Un botta e risposta sui social durissimo quello tra i Fratelli Manna e il sindaco di Qualiano, Raffaele De Leonardiis: il casus belli stavolta è una presunta vendita di auto al sindaco, che però ha replicato prontamente spiegando che si tratta di una falsità e annunciando di volersi rivolgere alle vie legali. Qualche ora dopo, lo stesso Pasquale Manna si è scusato parlando di un errore, e che si riferisse all'ex sindaco di Qualiano, e non quello attuale.
Il video era uscito nelle scorse ore: si vedono i Fratelli Manna improvvisare un balletto con la scritta in sovrimpressione: "Venduta Toyota Yaris al sindaco di Qualiano con 400mila chilometri". Dopo ore di commenti a fiume, è stato lo stesso Raffaele De Leonardiis a replicare sui propri canali social, prendendo le distanze dal tutto.
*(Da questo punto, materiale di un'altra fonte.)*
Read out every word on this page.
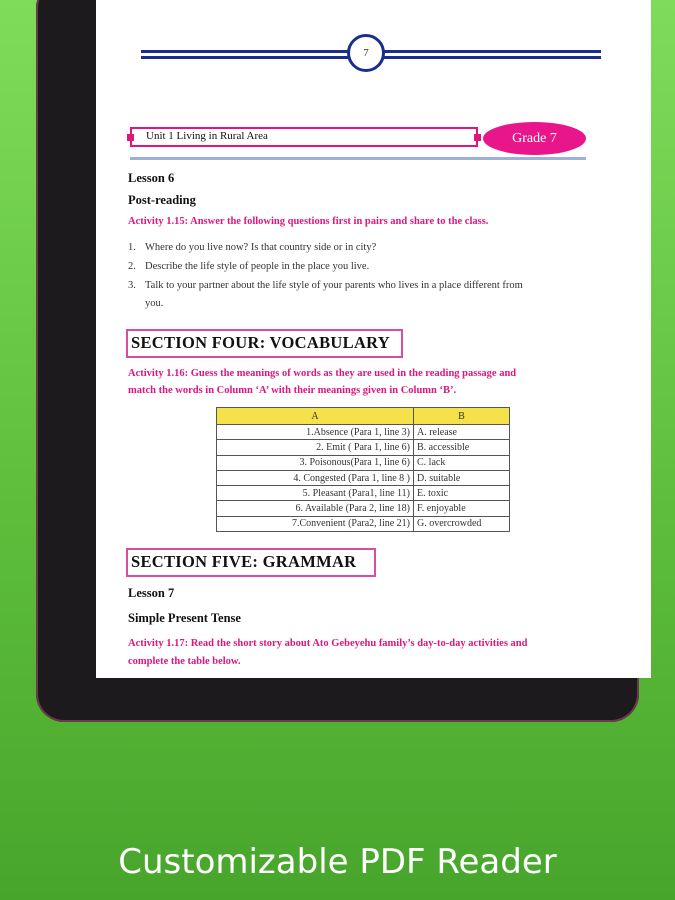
7
Unit 1 Living in Rural Area	Grade 7
Lesson 6
Post-reading
Activity 1.15: Answer the following questions first in pairs and share to the class.
1. Where do you live now? Is that country side or in city?
2. Describe the life style of people in the place you live.
3. Talk to your partner about the life style of your parents who lives in a place different from
you.
SECTION FOUR: VOCABULARY
Activity 1.16: Guess the meanings of words as they are used in the reading passage and
match the words in Column ‘A’ with their meanings given in Column ‘B’.
A	B
1.Absence (Para 1, line 3)	A. release
2. Emit ( Para 1, line 6)	B. accessible
3. Poisonous(Para 1, line 6)	C. lack
4. Congested (Para 1, line 8 )	D. suitable
5. Pleasant (Para1, line 11)	E. toxic
6. Available (Para 2, line 18)	F. enjoyable
7.Convenient (Para2, line 21)	G. overcrowded
SECTION FIVE: GRAMMAR
Lesson 7
Simple Present Tense
Activity 1.17: Read the short story about Ato Gebeyehu family’s day-to-day activities and
complete the table below.
Customizable PDF Reader
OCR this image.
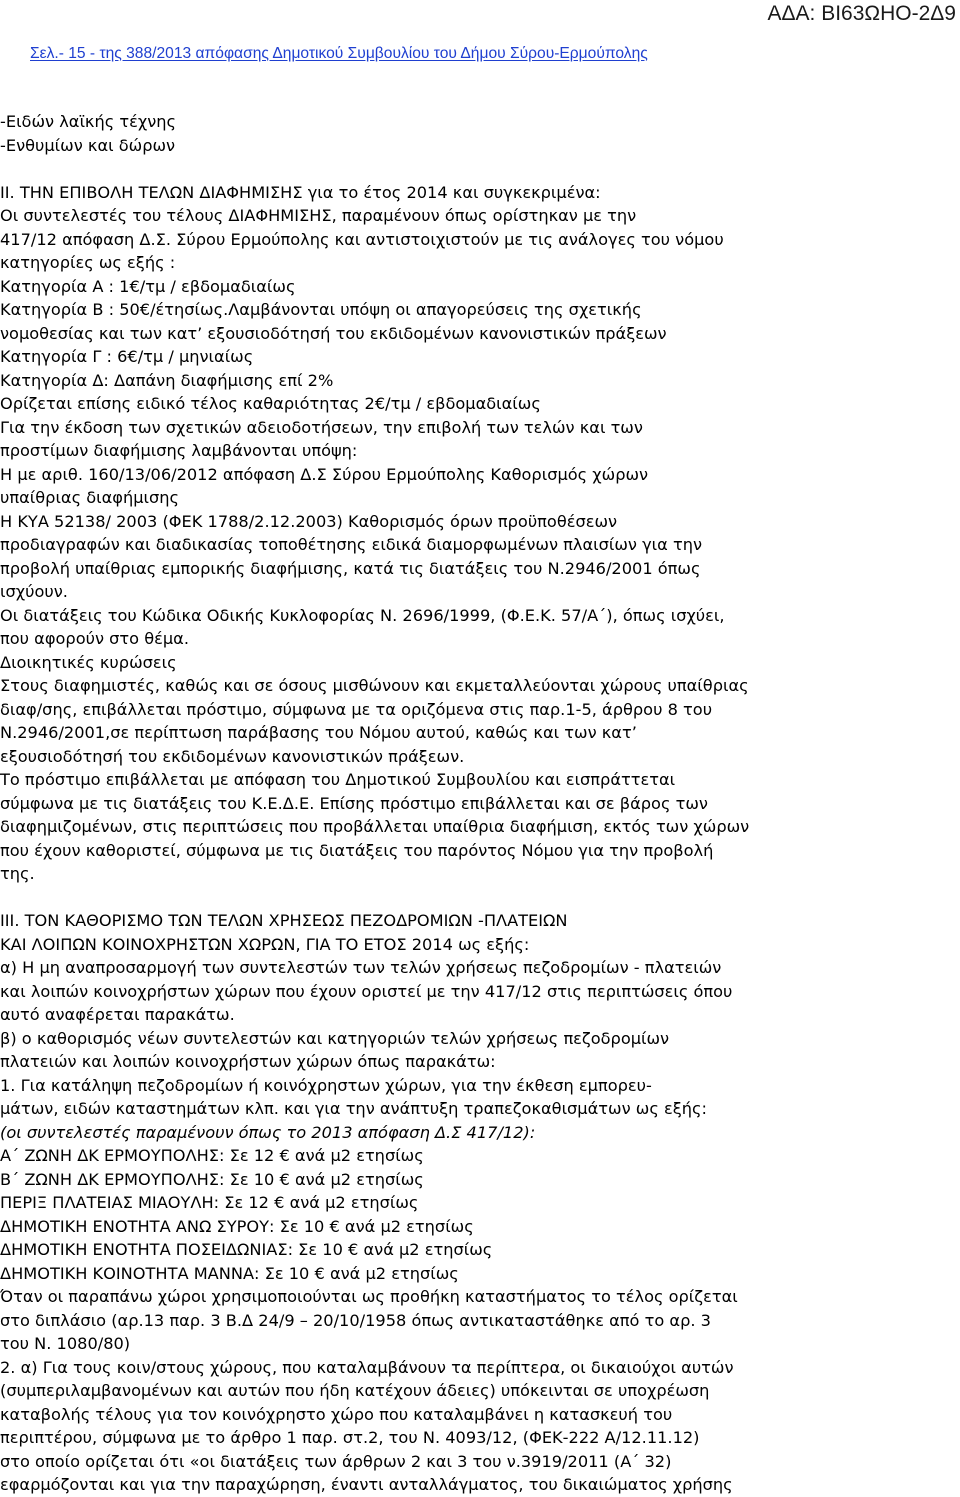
ΑΔΑ: ΒΙ63ΩΗΟ-2Δ9
Σελ.- 15 - της 388/2013 απόφασης Δημοτικού Συμβουλίου του Δήμου Σύρου-Ερμούπολης
-Ειδών λαϊκής τέχνης
-Ενθυμίων και δώρων
ΙΙ. ΤΗΝ ΕΠΙΒΟΛΗ ΤΕΛΩΝ ΔΙΑΦΗΜΙΣΗΣ για το έτος 2014 και συγκεκριμένα:
Οι συντελεστές του τέλους ΔΙΑΦΗΜΙΣΗΣ, παραμένουν όπως ορίστηκαν με την
417/12 απόφαση Δ.Σ. Σύρου Ερμούπολης και αντιστοιχιστούν με τις ανάλογες του νόμου
κατηγορίες ως εξής :
Κατηγορία Α : 1€/τμ / εβδομαδιαίως
Κατηγορία Β : 50€/έτησίως.Λαμβάνονται υπόψη οι απαγορεύσεις της σχετικής
νομοθεσίας και των κατ’ εξουσιοδότησή του εκδιδομένων κανονιστικών πράξεων
Κατηγορία Γ : 6€/τμ / μηνιαίως
Κατηγορία Δ: Δαπάνη διαφήμισης επί 2%
Ορίζεται επίσης ειδικό τέλος καθαριότητας 2€/τμ / εβδομαδιαίως
Για την έκδοση των σχετικών αδειοδοτήσεων, την επιβολή των τελών και των
προστίμων διαφήμισης λαμβάνονται υπόψη:
Η με αριθ. 160/13/06/2012 απόφαση Δ.Σ Σύρου Ερμούπολης Καθορισμός χώρων
υπαίθριας διαφήμισης
Η ΚΥΑ 52138/ 2003 (ΦΕΚ 1788/2.12.2003) Καθορισμός όρων προϋποθέσεων
προδιαγραφών και διαδικασίας τοποθέτησης ειδικά διαμορφωμένων πλαισίων για την
προβολή υπαίθριας εμπορικής διαφήμισης, κατά τις διατάξεις του Ν.2946/2001 όπως
ισχύουν.
Οι διατάξεις του Κώδικα Οδικής Κυκλοφορίας Ν. 2696/1999, (Φ.Ε.Κ. 57/Α΄), όπως ισχύει,
που αφορούν στο θέμα.
Διοικητικές κυρώσεις
Στους διαφημιστές, καθώς και σε όσους μισθώνουν και εκμεταλλεύονται χώρους υπαίθριας
διαφ/σης, επιβάλλεται πρόστιμο, σύμφωνα με τα οριζόμενα στις παρ.1-5, άρθρου 8 του
Ν.2946/2001,σε περίπτωση παράβασης του Νόμου αυτού, καθώς και των κατ’
εξουσιοδότησή του εκδιδομένων κανονιστικών πράξεων.
Το πρόστιμο επιβάλλεται με απόφαση του Δημοτικού Συμβουλίου και εισπράττεται
σύμφωνα με τις διατάξεις του Κ.Ε.Δ.Ε. Επίσης πρόστιμο επιβάλλεται και σε βάρος των
διαφημιζομένων, στις περιπτώσεις που προβάλλεται υπαίθρια διαφήμιση, εκτός των χώρων
που έχουν καθοριστεί, σύμφωνα με τις διατάξεις του παρόντος Νόμου για την προβολή
της.
ΙΙΙ. ΤΟΝ ΚΑΘΟΡΙΣΜΟ ΤΩΝ ΤΕΛΩΝ ΧΡΗΣΕΩΣ ΠΕΖΟΔΡΟΜΙΩΝ -ΠΛΑΤΕΙΩΝ
ΚΑΙ ΛΟΙΠΩΝ ΚΟΙΝΟΧΡΗΣΤΩΝ ΧΩΡΩΝ, ΓΙΑ ΤΟ ΕΤΟΣ 2014 ως εξής:
α) Η μη αναπροσαρμογή των συντελεστών των τελών χρήσεως πεζοδρομίων - πλατειών
και λοιπών κοινοχρήστων χώρων που έχουν οριστεί με την 417/12 στις περιπτώσεις όπου
αυτό αναφέρεται παρακάτω.
β) ο καθορισμός νέων συντελεστών και κατηγοριών τελών χρήσεως πεζοδρομίων
πλατειών και λοιπών κοινοχρήστων χώρων όπως παρακάτω:
1. Για κατάληψη πεζοδρομίων ή κοινόχρηστων χώρων, για την έκθεση εμπορευ-
μάτων, ειδών καταστημάτων κλπ. και για την ανάπτυξη τραπεζοκαθισμάτων ως εξής:
(οι συντελεστές παραμένουν όπως το 2013 απόφαση Δ.Σ 417/12):
Α΄ ΖΩΝΗ ΔΚ ΕΡΜΟΥΠΟΛΗΣ: Σε 12 € ανά μ2 ετησίως
Β΄ ΖΩΝΗ ΔΚ ΕΡΜΟΥΠΟΛΗΣ: Σε 10 € ανά μ2 ετησίως
ΠΕΡΙΞ ΠΛΑΤΕΙΑΣ ΜΙΑΟΥΛΗ: Σε 12 € ανά μ2 ετησίως
ΔΗΜΟΤΙΚΗ ΕΝΟΤΗΤΑ ΑΝΩ ΣΥΡΟΥ: Σε 10 € ανά μ2 ετησίως
ΔΗΜΟΤΙΚΗ ΕΝΟΤΗΤΑ ΠΟΣΕΙΔΩΝΙΑΣ: Σε 10 € ανά μ2 ετησίως
ΔΗΜΟΤΙΚΗ ΚΟΙΝΟΤΗΤΑ ΜΑΝΝΑ: Σε 10 € ανά μ2 ετησίως
Όταν οι παραπάνω χώροι χρησιμοποιούνται ως προθήκη καταστήματος το τέλος ορίζεται
στο διπλάσιο (αρ.13 παρ. 3 Β.Δ 24/9 – 20/10/1958 όπως αντικαταστάθηκε από το αρ. 3
του Ν. 1080/80)
2. α) Για τους κοιν/στους χώρους, που καταλαμβάνουν τα περίπτερα, οι δικαιούχοι αυτών
(συμπεριλαμβανομένων και αυτών που ήδη κατέχουν άδειες) υπόκεινται σε υποχρέωση
καταβολής τέλους για τον κοινόχρηστο χώρο που καταλαμβάνει η κατασκευή του
περιπτέρου, σύμφωνα με το άρθρο 1 παρ. στ.2, του Ν. 4093/12, (ΦΕΚ-222 Α/12.11.12)
στο οποίο ορίζεται ότι «οι διατάξεις των άρθρων 2 και 3 του ν.3919/2011 (Α΄ 32)
εφαρμόζονται και για την παραχώρηση, έναντι ανταλλάγματος, του δικαιώματος χρήσης
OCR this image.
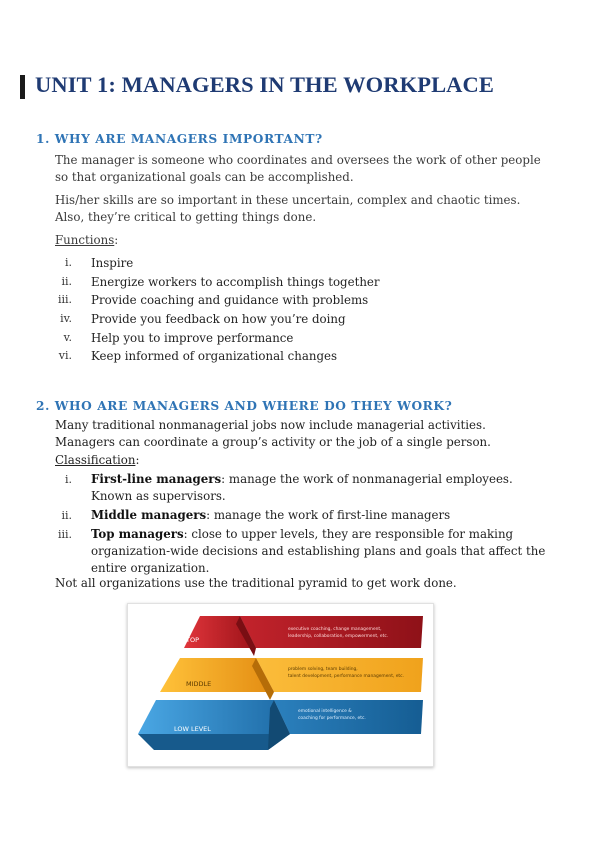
UNIT 1: MANAGERS IN THE WORKPLACE
1. WHY ARE MANAGERS IMPORTANT?

The manager is someone who coordinates and oversees the work of other people
so that organizational goals can be accomplished.

His/her skills are so important in these uncertain, complex and chaotic times.
Also, they’re critical to getting things done.

Functions:

i. Inspire
ii. Energize workers to accomplish things together
iii. Provide coaching and guidance with problems
iv. Provide you feedback on how you’re doing
v. Help you to improve performance
vi. Keep informed of organizational changes
2. WHO ARE MANAGERS AND WHERE DO THEY WORK?

Many traditional nonmanagerial jobs now include managerial activities.
Managers can coordinate a group’s activity or the job of a single person.

Classification:

i. First-line managers: manage the work of nonmanagerial employees.
Known as supervisors.
ii. Middle managers: manage the work of first-line managers
iii. Top managers: close to upper levels, they are responsible for making
organization-wide decisions and establishing plans and goals that affect the
entire organization.

Not all organizations use the traditional pyramid to get work done.

TOP
MIDDLE
LOW LEVEL
executive coaching, change management,
leadership, collaboration, empowerment, etc.
problem solving, team building,
talent development, performance management, etc.
emotional intelligence &
coaching for performance, etc.
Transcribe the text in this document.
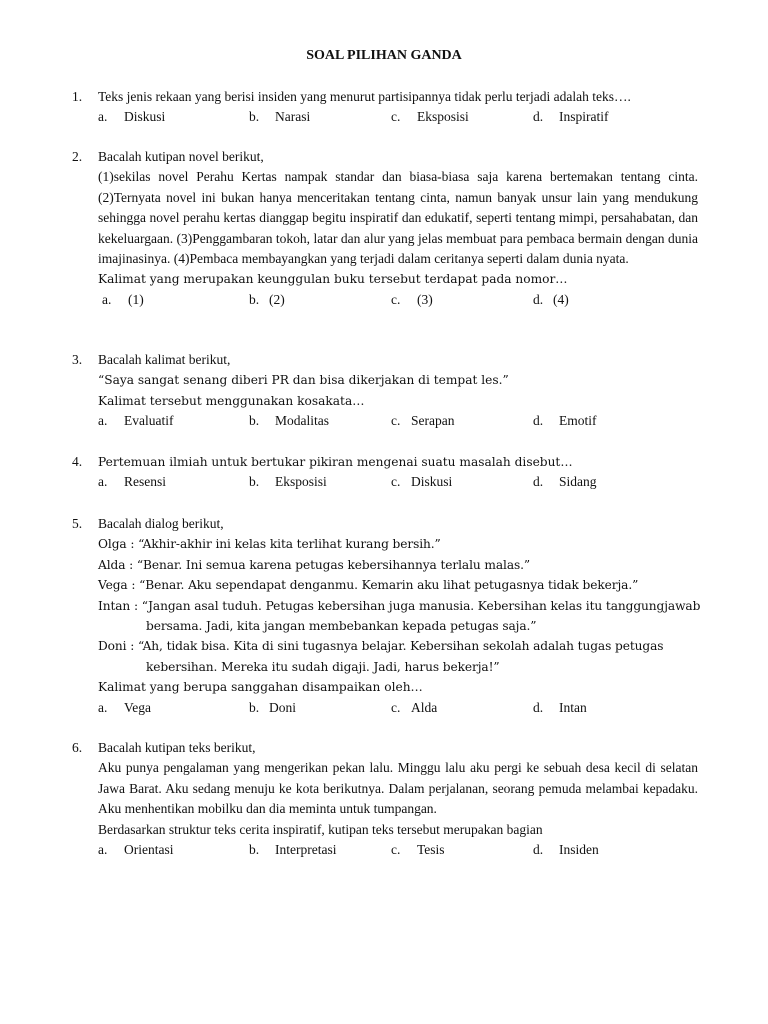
SOAL PILIHAN GANDA
1. Teks jenis rekaan yang berisi insiden yang menurut partisipannya tidak perlu terjadi adalah teks….
a. Diskusi	b. Narasi	c. Eksposisi	d. Inspiratif
2. Bacalah kutipan novel berikut,
(1)sekilas novel Perahu Kertas nampak standar dan biasa-biasa saja karena bertemakan tentang cinta. (2)Ternyata novel ini bukan hanya menceritakan tentang cinta, namun banyak unsur lain yang mendukung sehingga novel perahu kertas dianggap begitu inspiratif dan edukatif, seperti tentang mimpi, persahabatan, dan kekeluargaan. (3)Penggambaran tokoh, latar dan alur yang jelas membuat para pembaca bermain dengan dunia imajinasinya. (4)Pembaca membayangkan yang terjadi dalam ceritanya seperti dalam dunia nyata.
Kalimat yang merupakan keunggulan buku tersebut terdapat pada nomor…
a. (1)	b. (2)	c. (3)	d. (4)
3. Bacalah kalimat berikut,
“Saya sangat senang diberi PR dan bisa dikerjakan di tempat les.”
Kalimat tersebut menggunakan kosakata…
a. Evaluatif	b. Modalitas	c. Serapan	d. Emotif
4. Pertemuan ilmiah untuk bertukar pikiran mengenai suatu masalah disebut…
a. Resensi	b. Eksposisi	c. Diskusi	d. Sidang
5. Bacalah dialog berikut,
Olga : “Akhir-akhir ini kelas kita terlihat kurang bersih.”
Alda : “Benar. Ini semua karena petugas kebersihannya terlalu malas.”
Vega : “Benar. Aku sependapat denganmu. Kemarin aku lihat petugasnya tidak bekerja.”
Intan : “Jangan asal tuduh. Petugas kebersihan juga manusia. Kebersihan kelas itu tanggungjawab
bersama. Jadi, kita jangan membebankan kepada petugas saja.”
Doni : “Ah, tidak bisa. Kita di sini tugasnya belajar. Kebersihan sekolah adalah tugas petugas
kebersihan. Mereka itu sudah digaji. Jadi, harus bekerja!”
Kalimat yang berupa sanggahan disampaikan oleh…
a. Vega	b. Doni	c. Alda	d. Intan
6. Bacalah kutipan teks berikut,
Aku punya pengalaman yang mengerikan pekan lalu. Minggu lalu aku pergi ke sebuah desa kecil di selatan Jawa Barat. Aku sedang menuju ke kota berikutnya. Dalam perjalanan, seorang pemuda melambai kepadaku. Aku menhentikan mobilku dan dia meminta untuk tumpangan.
Berdasarkan struktur teks cerita inspiratif, kutipan teks tersebut merupakan bagian
a. Orientasi	b. Interpretasi	c. Tesis	d. Insiden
"Questo video sta circolando da diverse ore e in tanti mi avete scritto per chiedermi se fosse vero", ha commentato il sindaco Raffaele De Leonardis, "La risposta è semplice. No. L’affermazione secondo cui avrei acquistato un’auto da questo Tiktoker è completamente falsa e priva di qualsiasi fondamento. L’ironia e i contenuti leggeri fanno parte dei social, ma attribuire a una persona, e in questo caso al Sindaco di Qualiano, fatti inventati che incidono sull’immagine e sulla credibilità dell’istituzione non rientra nella libera satira. Quando vengono diffuse informazioni false presentate come reali si supera un limite", ha aggiunto ancora De Leonardis, "Per questo motivo ho già provveduto a segnalare il video agli organi competenti, affinché siano valutati eventuali profili di responsabilità. Ritengo doveroso tutelare non tanto la mia persona, quanto il ruolo istituzionale che rappresento e il rispetto dovuto ai cittadini di Qualiano".
Dopo alcune ore, è stato lo stesso tiktoker Pasquale Manna a replicare al primo cittadino qualianese, spiegando sotto il post di Raffaele De Leonardiis: "Scusate, invece di scrivere nel video ex sindaco di Qualiano, abbiamo scritto sindaco di Qualiano. Ci scusiamo per questa cosa".